Strengthening our collective response: New social work faculty member works to improve child welfare practices across the U.S.

Every year in Michigan, approximately 147,500 children come into contact with the child welfare system and this number balloons to 3.5 million children across the United States annually (Child Maltreatment 2019, 2021). With over 35,000 children suspected of being maltreated in Michigan each year, we must do more to protect the most vulnerable population of the mitten state.

Strengthening our collective response to child maltreatment is important given the high volume of abuse and neglect in this country, the long-term consequences of maltreatment for health and wellbeing, and the racial disproportionality that exists within the child welfare system. - Social Work Assistant Professor Bryan Victor, PhD

For new Wayne State University Assistant Professor Bryan Victor, improving child welfare practice in the United States is an urgent issue. “We need to effectively respond to child maltreatment while ensuring that involvement with child welfare systems in the United States enhance the wellbeing of both children and their caregivers, something which unfortunately is not always the case.” Victor examines policy and practice innovations designed to enhance the ability of child welfare systems to address children’s exposure to domestic violence and parental substance misuse, and to reduce the harm to families that is often associated with child welfare involvement. He also investigates primary prevention strategies for child maltreatment including the use of family resource centers to reduce rates of entry into the foster care system.

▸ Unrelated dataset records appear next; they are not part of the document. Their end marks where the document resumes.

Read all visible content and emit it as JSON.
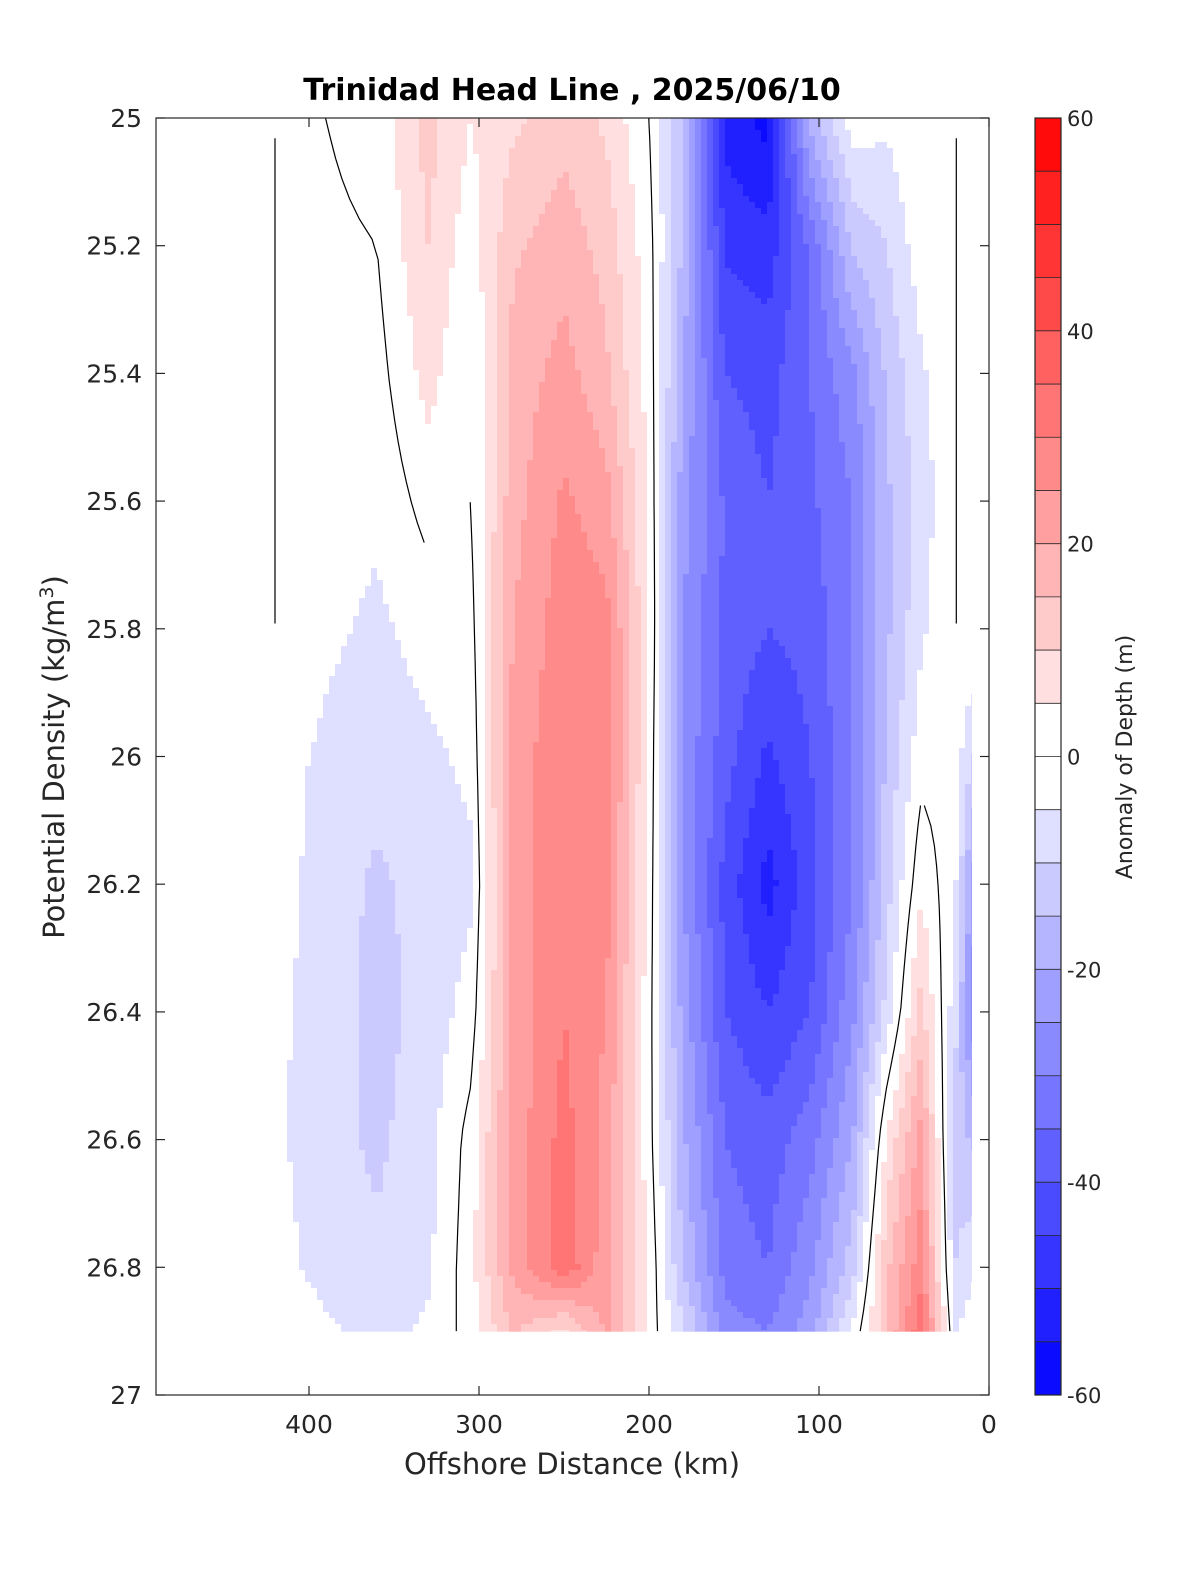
{
  "chart_data": {
    "type": "heatmap",
    "title": "Trinidad Head Line , 2025/06/10",
    "xlabel": "Offshore Distance (km)",
    "ylabel": "Potential Density (kg/m",
    "ylabel_superscript": "3",
    "ylabel_close": ")",
    "colorbar_label": "Anomaly of Depth (m)",
    "xlim": [
      490,
      0
    ],
    "ylim": [
      25,
      27
    ],
    "x_reversed": true,
    "y_reversed": true,
    "x_ticks": [
      400,
      300,
      200,
      100,
      0
    ],
    "y_ticks": [
      25,
      25.2,
      25.4,
      25.6,
      25.8,
      26,
      26.2,
      26.4,
      26.6,
      26.8,
      27
    ],
    "y_tick_labels": [
      "25",
      "25.2",
      "25.4",
      "25.6",
      "25.8",
      "26",
      "26.2",
      "26.4",
      "26.6",
      "26.8",
      "27"
    ],
    "colorbar_ticks": [
      60,
      40,
      20,
      0,
      -20,
      -40,
      -60
    ],
    "colorbar_range": [
      -60,
      60
    ],
    "colorbar_step": 5,
    "colormap": {
      "low": "#0000ff",
      "mid": "#ffffff",
      "high": "#ff0000"
    },
    "data_extent": {
      "x": [
        420,
        10
      ],
      "y": [
        25,
        26.9
      ]
    },
    "columns": [
      {
        "x": 420,
        "values": [
          0,
          0,
          0,
          0,
          0,
          -3,
          -3,
          -4,
          -4,
          -3,
          0
        ]
      },
      {
        "x": 390,
        "values": [
          0,
          -1,
          -2,
          -3,
          -4,
          -6,
          -7,
          -7,
          -8,
          -7,
          -4
        ]
      },
      {
        "x": 360,
        "values": [
          2,
          0,
          -2,
          -4,
          -6,
          -8,
          -11,
          -12,
          -11,
          -9,
          -7
        ]
      },
      {
        "x": 330,
        "values": [
          12,
          10,
          7,
          2,
          -3,
          -6,
          -8,
          -8,
          -7,
          -6,
          -4
        ]
      },
      {
        "x": 305,
        "values": [
          5,
          2,
          0,
          0,
          -2,
          -4,
          -6,
          -3,
          2,
          3,
          2
        ]
      },
      {
        "x": 280,
        "values": [
          9,
          14,
          17,
          18,
          20,
          22,
          22,
          21,
          22,
          21,
          16
        ]
      },
      {
        "x": 250,
        "values": [
          13,
          18,
          22,
          26,
          28,
          29,
          29,
          30,
          32,
          34,
          8
        ]
      },
      {
        "x": 225,
        "values": [
          9,
          13,
          16,
          22,
          27,
          28,
          27,
          25,
          23,
          22,
          21
        ]
      },
      {
        "x": 200,
        "values": [
          0,
          2,
          3,
          4,
          5,
          4,
          3,
          2,
          2,
          4,
          3
        ]
      },
      {
        "x": 180,
        "values": [
          -14,
          -16,
          -20,
          -23,
          -25,
          -26,
          -25,
          -22,
          -19,
          -15,
          -9
        ]
      },
      {
        "x": 155,
        "values": [
          -52,
          -46,
          -40,
          -36,
          -36,
          -38,
          -42,
          -40,
          -35,
          -32,
          -28
        ]
      },
      {
        "x": 130,
        "values": [
          -57,
          -48,
          -42,
          -40,
          -40,
          -46,
          -52,
          -45,
          -38,
          -35,
          -30
        ]
      },
      {
        "x": 105,
        "values": [
          -18,
          -34,
          -35,
          -36,
          -38,
          -40,
          -42,
          -40,
          -32,
          -26,
          -22
        ]
      },
      {
        "x": 80,
        "values": [
          -2,
          -14,
          -26,
          -30,
          -30,
          -30,
          -30,
          -26,
          -20,
          -12,
          -4
        ]
      },
      {
        "x": 60,
        "values": [
          -4,
          -10,
          -14,
          -16,
          -16,
          -14,
          -12,
          -8,
          6,
          14,
          15
        ]
      },
      {
        "x": 40,
        "values": [
          0,
          -2,
          -6,
          -8,
          -6,
          -2,
          4,
          12,
          22,
          28,
          34
        ]
      },
      {
        "x": 20,
        "values": [
          0,
          0,
          0,
          0,
          0,
          -2,
          -4,
          -8,
          -12,
          -10,
          -6
        ]
      },
      {
        "x": 10,
        "values": [
          0,
          0,
          0,
          0,
          0,
          -10,
          -22,
          -28,
          -16,
          -6,
          -2
        ]
      }
    ],
    "column_y": [
      25,
      25.2,
      25.4,
      25.6,
      25.8,
      26,
      26.2,
      26.4,
      26.6,
      26.8,
      26.9
    ]
  }
}
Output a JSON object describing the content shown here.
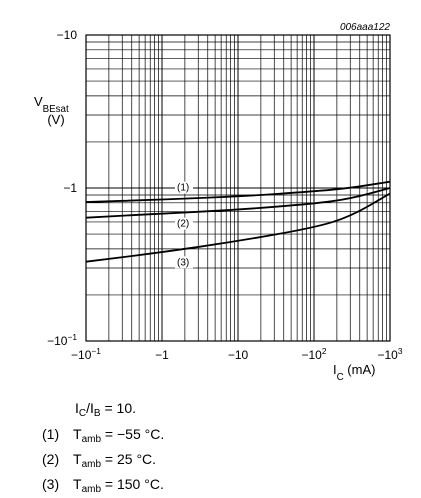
{
  "chart_data": {
    "type": "line",
    "id_label": "006aaa122",
    "x_scale": "log",
    "y_scale": "log",
    "xlim": [
      -0.1,
      -1000
    ],
    "ylim": [
      -0.1,
      -10
    ],
    "x_ticks": [
      "−10⁻¹",
      "−1",
      "−10",
      "−10²",
      "−10³"
    ],
    "y_ticks": [
      "−10",
      "−1",
      "−10⁻¹"
    ],
    "y_axis": {
      "symbol": "V",
      "subscript": "BEsat",
      "unit": "(V)"
    },
    "x_axis": {
      "symbol": "I",
      "subscript": "C",
      "unit": "(mA)"
    },
    "series": [
      {
        "name": "(1)",
        "x": [
          -0.1,
          -1,
          -10,
          -100,
          -300,
          -1000
        ],
        "y": [
          -0.81,
          -0.84,
          -0.88,
          -0.95,
          -1.0,
          -1.1
        ]
      },
      {
        "name": "(2)",
        "x": [
          -0.1,
          -1,
          -10,
          -100,
          -300,
          -1000
        ],
        "y": [
          -0.64,
          -0.68,
          -0.72,
          -0.79,
          -0.85,
          -1.0
        ]
      },
      {
        "name": "(3)",
        "x": [
          -0.1,
          -1,
          -10,
          -100,
          -300,
          -1000
        ],
        "y": [
          -0.33,
          -0.38,
          -0.45,
          -0.55,
          -0.65,
          -0.92
        ]
      }
    ]
  },
  "captions": {
    "ratio": {
      "s1": "I",
      "sub1": "C",
      "s2": "/I",
      "sub2": "B",
      "s3": " = 10."
    },
    "items": [
      {
        "num": "(1)",
        "sym": "T",
        "sub": "amb",
        "val": " = −55 °C."
      },
      {
        "num": "(2)",
        "sym": "T",
        "sub": "amb",
        "val": " = 25 °C."
      },
      {
        "num": "(3)",
        "sym": "T",
        "sub": "amb",
        "val": " = 150 °C."
      }
    ]
  }
}
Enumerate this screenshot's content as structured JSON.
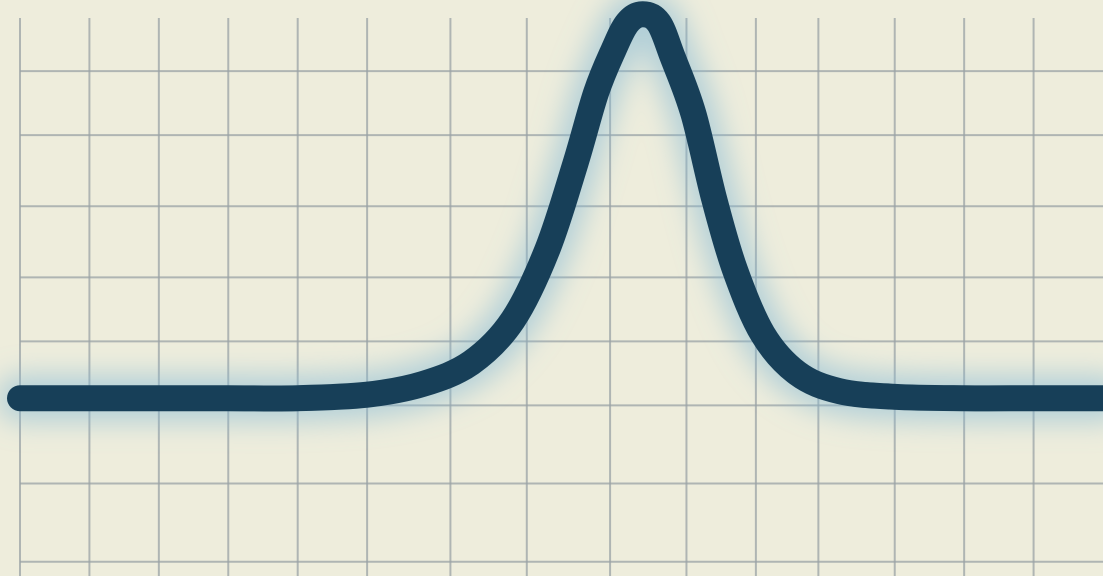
{
  "colors": {
    "background": "#eeeddc",
    "grid": "#9aa3a6",
    "line": "#173f58",
    "glow": "#7fb6d6"
  },
  "chart_data": {
    "type": "line",
    "title": "",
    "xlabel": "",
    "ylabel": "",
    "grid": true,
    "legend": "none",
    "xlim": [
      0,
      15.6
    ],
    "ylim": [
      0,
      8.1
    ],
    "x_ticks": [
      0,
      1,
      2,
      3,
      4,
      5,
      6.2,
      7.3,
      8.5,
      9.6,
      10.6,
      11.5,
      12.6,
      13.6,
      14.6
    ],
    "y_ticks": [
      0.2,
      1.3,
      2.4,
      3.3,
      4.2,
      5.2,
      6.2,
      7.1
    ],
    "series": [
      {
        "values": [
          [
            0,
            2.5
          ],
          [
            1,
            2.5
          ],
          [
            2,
            2.5
          ],
          [
            3,
            2.5
          ],
          [
            4,
            2.5
          ],
          [
            5,
            2.55
          ],
          [
            5.8,
            2.7
          ],
          [
            6.5,
            3.0
          ],
          [
            7.1,
            3.6
          ],
          [
            7.6,
            4.6
          ],
          [
            8.0,
            5.8
          ],
          [
            8.3,
            6.8
          ],
          [
            8.55,
            7.4
          ],
          [
            8.75,
            7.78
          ],
          [
            8.97,
            7.9
          ],
          [
            9.2,
            7.78
          ],
          [
            9.4,
            7.3
          ],
          [
            9.7,
            6.5
          ],
          [
            10.0,
            5.3
          ],
          [
            10.3,
            4.3
          ],
          [
            10.7,
            3.4
          ],
          [
            11.2,
            2.85
          ],
          [
            11.8,
            2.6
          ],
          [
            12.6,
            2.52
          ],
          [
            13.6,
            2.5
          ],
          [
            14.6,
            2.5
          ],
          [
            15.6,
            2.5
          ]
        ]
      }
    ]
  }
}
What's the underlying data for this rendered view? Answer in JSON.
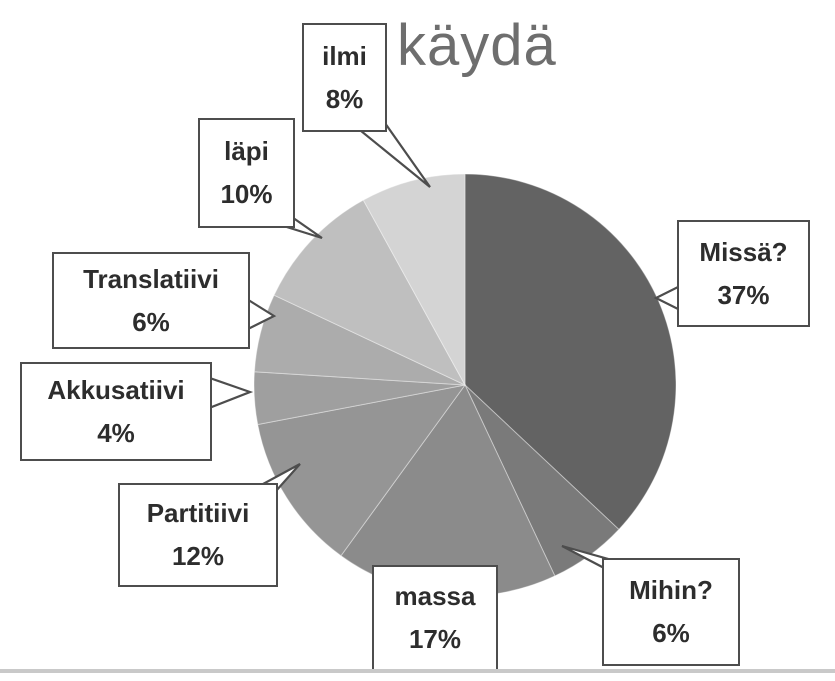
{
  "chart_data": {
    "type": "pie",
    "title": "käydä",
    "series": [
      {
        "label": "Missä?",
        "value": 37,
        "display": "37%",
        "color": "#636363"
      },
      {
        "label": "Mihin?",
        "value": 6,
        "display": "6%",
        "color": "#7a7a7a"
      },
      {
        "label": "massa",
        "value": 17,
        "display": "17%",
        "color": "#8b8b8b"
      },
      {
        "label": "Partitiivi",
        "value": 12,
        "display": "12%",
        "color": "#959595"
      },
      {
        "label": "Akkusatiivi",
        "value": 4,
        "display": "4%",
        "color": "#9f9f9f"
      },
      {
        "label": "Translatiivi",
        "value": 6,
        "display": "6%",
        "color": "#acacac"
      },
      {
        "label": "läpi",
        "value": 10,
        "display": "10%",
        "color": "#bfbfbf"
      },
      {
        "label": "ilmi",
        "value": 8,
        "display": "8%",
        "color": "#d4d4d4"
      }
    ],
    "total": 100,
    "start_angle_deg": 0,
    "direction": "clockwise",
    "legend": "none",
    "labels_style": "callout boxes with name and percent",
    "palette": "grayscale dark-to-light",
    "background_color": "#ffffff",
    "page_edge_line_color": "#c9c9c9",
    "callout_border_color": "#4d4d4d",
    "title_color": "#6e6e6e"
  }
}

Victor is no stranger to warrior country having obtained his Doctor of Philosophy from the School in 2017. Victor also earned a Master of Social Work from the University of Michigan and Bachelor of Arts in Social Relations and Social Policy from Michigan State University. Prior to returning to Detroit, Victor  served on the faculty at the Indiana University School of Social Work. “Transitioning from Indiana  back to Wayne State is a homecoming for me.  I’m thrilled to return and support all of the amazing service and social justice work that the School is doing across Detroit and Southeast Michigan, and to help in training the next generation of social work practitioners and scholars.”

Victor’s work is steeped in community relationship building and has him working closely with local domestic violence service organizations and the Michigan Department of Health and Human Services. “Families in Detroit often face investigation by the child welfare system, and these investigations can result in the separation of children from their families. My work is designed to prevent families from becoming involved with child welfare in the first place by enhancing the availability of resources and concrete supports in local communities that are protective against maltreatment and enhance family wellbeing.” Victor’s work also incorporates reducing the punitive aspects of child welfare involvement. For instance, survivors of domestic violence are often held accountable by child welfare systems for a perceived “failure to protect” their children. Victor’s work highlights the need to instead hold perpetrators of domestic violence responsible for the harm that they cause, and to support child welfare responses that work to keep survivors and their children together with access to the resources they need.

Victor plans to work closely with the Center for Social Work Research to expand his research portfolio, which currently includes Strengthening Indiana Families, a $2.84 million dollar grant he co-leads with Dr. E. Susana Mariscal at Indiana University. Funded by the Children’s Bureau in the U.S. Administration for Children and Families, the project focuses on the development and implementation of family resource centers as a primary prevention strategy for child maltreatment. Strengthening Indiana Families is being carried out in collaboration with a number of state agencies, community partners, local municipalities, and families and youth with lived experience in the child welfare system.